What Is the Main Goal of Macroeconomics

The main goal of macroeconomics is the study of common problems for the entire economy, in contrast to microeconomics, which is aimed at studying the economic behavior of individual economic entities.

What Does Macroeconomics Study?

Macroeconomics aims to study the following problems:

  • economic cycle and its causes;
  • economic growth and its rates;
  • employment rate;
  • unemployment;
  • general price level;
  • inflation;
  • money circulation;
  • interest rate;
  • state budget and deficit financing;
  • exchange rate;
  • payment balance.

All these issues cannot be considered from the position of microeconomics, that is, from the level of an individual consumer or company. In this case, an integrated approach is needed, which is exactly what macroeconomic analysis provides.

What are the 5 Macroeconomics Goals?

Macroeconomics not only describes economic processes, but its main five goals are also:

  1. Identification of patterns and dependencies between macroeconomic phenomena and processes.
  2. The study of cause-and-effect relationships in the economy.
  3. Assessing the economic situation and identifying ways to improve it.
  4. Development of the principles of the state economic policy.
  5. Making forecasts that allow foreseeing the further development of economic processes, as well as the emergence of future economic problems.

Macroeconomic Agents or Subjects

There are four macroeconomic agents:

  • Households.
  • Firms.
  • Governments.
  • Foreign sector.

Let’s consider these concepts in more detail.
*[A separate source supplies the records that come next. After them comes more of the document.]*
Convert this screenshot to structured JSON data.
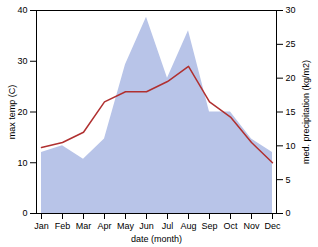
{
  "chart_data": {
    "type": "line",
    "categories": [
      "Jan",
      "Feb",
      "Mar",
      "Apr",
      "May",
      "Jun",
      "Jul",
      "Aug",
      "Sep",
      "Oct",
      "Nov",
      "Dec"
    ],
    "xlabel": "date (month)",
    "ylabel": "max temp (C)",
    "y2label": "med. precipitation (kg/m2)",
    "ylim": [
      0,
      40
    ],
    "yticks": [
      0,
      10,
      20,
      30,
      40
    ],
    "y2lim": [
      0,
      30
    ],
    "y2ticks": [
      0,
      5,
      10,
      15,
      20,
      25,
      30
    ],
    "grid": false,
    "series": [
      {
        "type": "area",
        "axis": "y2",
        "color": "#b8c4e8",
        "values": [
          9,
          10,
          8,
          11,
          22,
          29,
          20,
          27,
          15,
          15,
          11,
          9
        ]
      },
      {
        "type": "line",
        "color": "#b03030",
        "values": [
          13,
          14,
          16,
          22,
          24,
          24,
          26,
          29,
          22,
          19,
          14,
          10
        ]
      }
    ]
  }
}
Macroeconomic Agent: Households

Households are independent macroeconomic agents whose goal is to maximize utility or satisfy their own needs.

Households are the owners of such economic resources as labor, land, entrepreneurial ability, and capital.

By selling economic resources, the household receives income, which it distributes for consumption (buys goods and services) and savings (forms its assets).

Macroeconomic Agent: Firms

Firms are independent macroeconomic agents whose goal is to maximize profits.

Firms are the main goods and services producers and buyers of economic resources (labor, land, capital).

Macroeconomic Agent: Governments

The government is a set of state organizations and institutions that have the right to regulate the economy and influence various economic processes.

The government’s main task is to improve the welfare of society by producing public goods (social protection, security, health care, etc.).

How Does the Government Influence the Macroeconomy?

In addition to being a producer of public goods, the government is also a buyer of goods and services, a lender or borrower of funds, and a redistributor of national income (for example, through the tax system).

The government regulates the economy in such a way as to achieve stable economic growth, full employment of resources, and stable prices. Stabilization or macroeconomic policy of the government includes:

  • fiscal policy;
  • monetary and credit policy;
  • foreign trade policy.

Macroeconomic Agent: The Foreign Sector

The foreign sector is a macroeconomic agent that includes all economic entities outside the country.

This macroeconomic entity interacts with the country through international trade (export and import of goods and services) and the movement of capital (capital export and import).